The fact that a seven foot tall machine with war experience could be defeated by some silly flashbacks was pathetic. His allowing images etching themselves into his mind and bringing him to his knees, begging for mercy was pathetic. And yet, here he was, fighting off each blast of grisly imagery as if they were grenades setting off in his body.
As they walked down the hallway, Spine’s footsteps heavy enough to warrant concern about the structural integrity of the wooden floor, the automaton reluctantly allowed Six to guide him, keeping his arm relaxed in the scientist’s grasp. Despite the keyhole mask veiling his features, The Spine could see it in his movements and hear it in his voice, in the very way his fingers trembled as they tried to hold strong.
This was his fault. Human emotions were vulnerable and he was stepping all over them as if they were nothing more than litter on the side of the road.
“I am fine,” Spine repeated, emphasizing the final word. Peter detected an undertone, a spark of doubt emanating from his voice. “Really.”
“If you were fine you wouldn’t have the whole of Walter Manor scared you’re going to damage yourself!” Six shot back, keeping his gaze fixed on the passage ahead and blinking back the tears forming in his eyes.
Spine shrank back, pulling free his arms and bringing them to his chest and rubbing his hands, perhaps in an effort to self-soothe. He couldn’t bring himself to look at Peter, and instead elected to stare at the cracks in the floor. “I-I’m sorry, Six. I didn’t mean to worry you.” His usually commanding voice was now no more powerful than a kitten’s meow.
Peter sighed. “We’re just trying to help you, Spine-o. We don’t like seeing you like this.”

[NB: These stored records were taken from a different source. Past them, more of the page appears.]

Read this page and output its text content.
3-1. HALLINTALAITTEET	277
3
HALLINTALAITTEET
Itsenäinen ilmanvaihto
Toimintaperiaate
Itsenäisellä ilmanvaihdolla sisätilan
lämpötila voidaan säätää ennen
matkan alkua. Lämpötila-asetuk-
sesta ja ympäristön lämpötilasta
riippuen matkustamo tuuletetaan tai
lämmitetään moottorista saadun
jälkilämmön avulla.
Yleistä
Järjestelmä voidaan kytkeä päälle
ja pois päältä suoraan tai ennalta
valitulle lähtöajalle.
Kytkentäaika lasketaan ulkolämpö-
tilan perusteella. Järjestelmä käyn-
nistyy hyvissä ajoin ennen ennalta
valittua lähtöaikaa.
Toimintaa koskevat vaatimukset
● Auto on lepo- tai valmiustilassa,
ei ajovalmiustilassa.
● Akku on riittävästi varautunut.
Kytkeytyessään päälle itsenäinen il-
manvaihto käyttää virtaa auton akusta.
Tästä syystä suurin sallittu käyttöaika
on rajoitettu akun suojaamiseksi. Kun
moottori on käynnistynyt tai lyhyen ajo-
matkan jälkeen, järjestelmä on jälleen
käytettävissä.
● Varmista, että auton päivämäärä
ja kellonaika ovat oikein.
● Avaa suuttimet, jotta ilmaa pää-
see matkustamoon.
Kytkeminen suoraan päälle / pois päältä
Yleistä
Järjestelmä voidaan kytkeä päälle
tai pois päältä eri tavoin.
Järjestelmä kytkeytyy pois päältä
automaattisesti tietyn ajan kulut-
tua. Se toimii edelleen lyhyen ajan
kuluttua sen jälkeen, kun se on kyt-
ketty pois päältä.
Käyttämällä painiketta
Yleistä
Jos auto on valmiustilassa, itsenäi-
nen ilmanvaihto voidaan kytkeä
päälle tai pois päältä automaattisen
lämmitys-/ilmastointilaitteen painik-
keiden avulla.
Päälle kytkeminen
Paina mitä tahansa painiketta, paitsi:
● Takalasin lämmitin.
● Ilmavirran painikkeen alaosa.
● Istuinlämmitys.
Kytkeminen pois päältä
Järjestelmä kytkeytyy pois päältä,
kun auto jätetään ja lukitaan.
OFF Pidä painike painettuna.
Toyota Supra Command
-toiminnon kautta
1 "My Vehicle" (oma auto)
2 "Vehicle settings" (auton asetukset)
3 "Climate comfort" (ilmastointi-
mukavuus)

“But my systems aren’t affected.” The automaton began to list every functioning component of his body until Peter stopped him.
“I meant mentally. In all the repairs and maintenance we’ve done, we’ve neglected the most important aspect of your systems. Your brain.”
The Spine quirked his lips thoughtfully, staring at the chipped wall behind Peter. “I… don’t know. Couldn’t you just reprogram me?”
Spine was 99.7% sure that if Six hadn’t been wearing a mask, his mouth would have dropped to the floor. “Reprogram you?” he exclaimed. “You think we can just erase all that trauma from your software?”
“Uh.” The automaton rubbed his arm, heat flushing his face. “Based on your response there I er, suppose not.”
It baffled Peter how despite the countless panic attacks and nights spent wide awake as he was gripped by nightmarish visions, The Spine could still plaster on a smile and twist his tongue into deceitful positions.
“This will be good for you.” Peter’s voice slipped away from the edge it held earlier. “Please just give it a try.”
Spine was stubborn, Peter knew, when it came to taking care of himself. He always prioritized his robotic siblings’ repairs over his own, and kept his haunting thoughts in the deepest recesses of his CPU. Which was why he had a full argument locked and loaded.
He could only widen his eyes when Spine nodded and agreed to go. There was a clear tinge of resentment in his voice, but firecrackers still went off in Six’s mind. At this point, with Spine’s world crumbling around him, he was going to take all the small victories he could get.